5:15 "HIS LEGS ARE AS PILLARS OF MARBLE, SET UPON SOCKETS OF FINE GOLD."
This phrase introduces a similar thought to that of chapter 3:7 for, during this time our Lord moves about through His Church. The Apostle Paul gives this thought a sublime expression when he shows that although the feet seem to be more feeble than the head that the Head cannot say to the feet, I have no need of you. (1 Cor.12:21‑22) Moreover the feet members, being of fine gold, suggests that the Church is divinely protected from defilement with the earth.

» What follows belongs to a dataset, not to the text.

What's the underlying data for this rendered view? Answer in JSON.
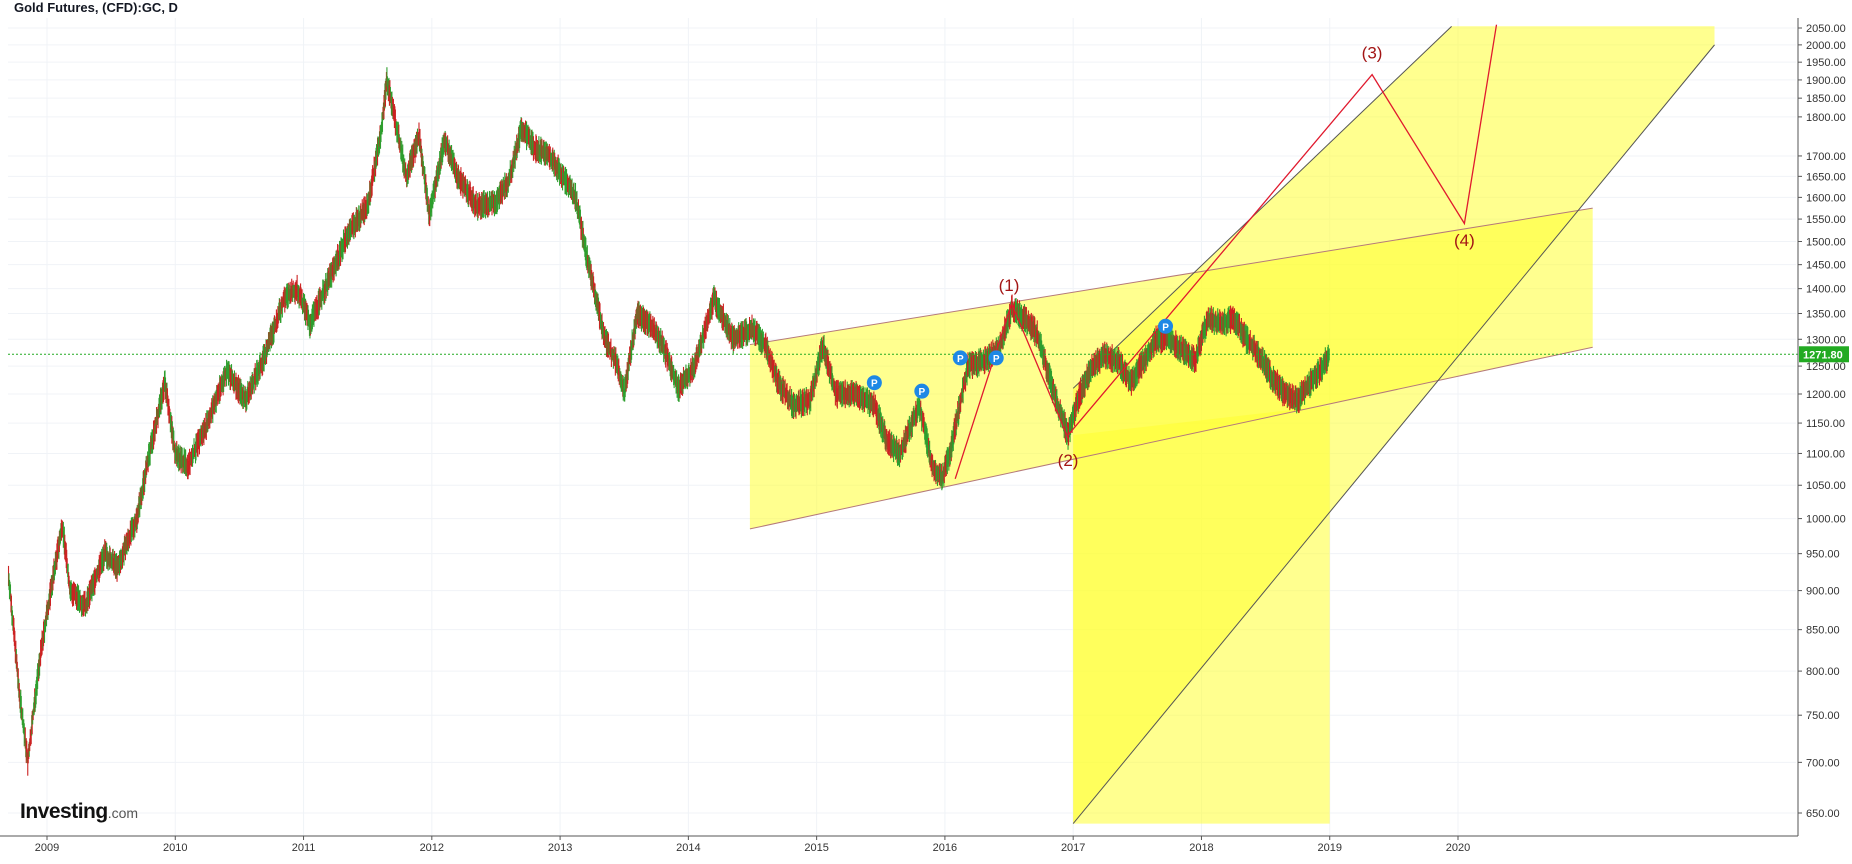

In this portrait the legs are likened to pillars of marble and it is interesting to observe that the two pillars by the porch of the Temple—Jachin and Boaz—meant respectively "He will establish" and "In Him is strength." Natural man has not the moral strength to remain established and, as C.A.Coates An outline of the Song of Songs has expressed it "Man after the flesh has never been able to stand in any position in which God placed him; so it is no wonder that ‘He taketh no pleasure in the legs of a man.’" (Psa.147:10)
The resurrected Lord pointed to the same figure as that used by the Bride when He declared "Him that overcometh will I make a pillar in the temple of my God." (Rev.3:12 KJV) "In whom all the building fitly framed together groweth unto an holy temple in the Lord." (Eph.2:21 KJV)
"HIS ASPECT IS LIKE LEBANON, EXCELLENT AS THE CEDARS."
The majesty and dignity of Lebanon has been used as a symbol earlier in the song (and by contrast the apostate Lebanon has been referred to as a den of wild beasts.) His aspect here refers to His entire person as viewed by his loved ones. Here in the figure of Lebanon we see his surpassing excellence, His dignity and His lofty majesty.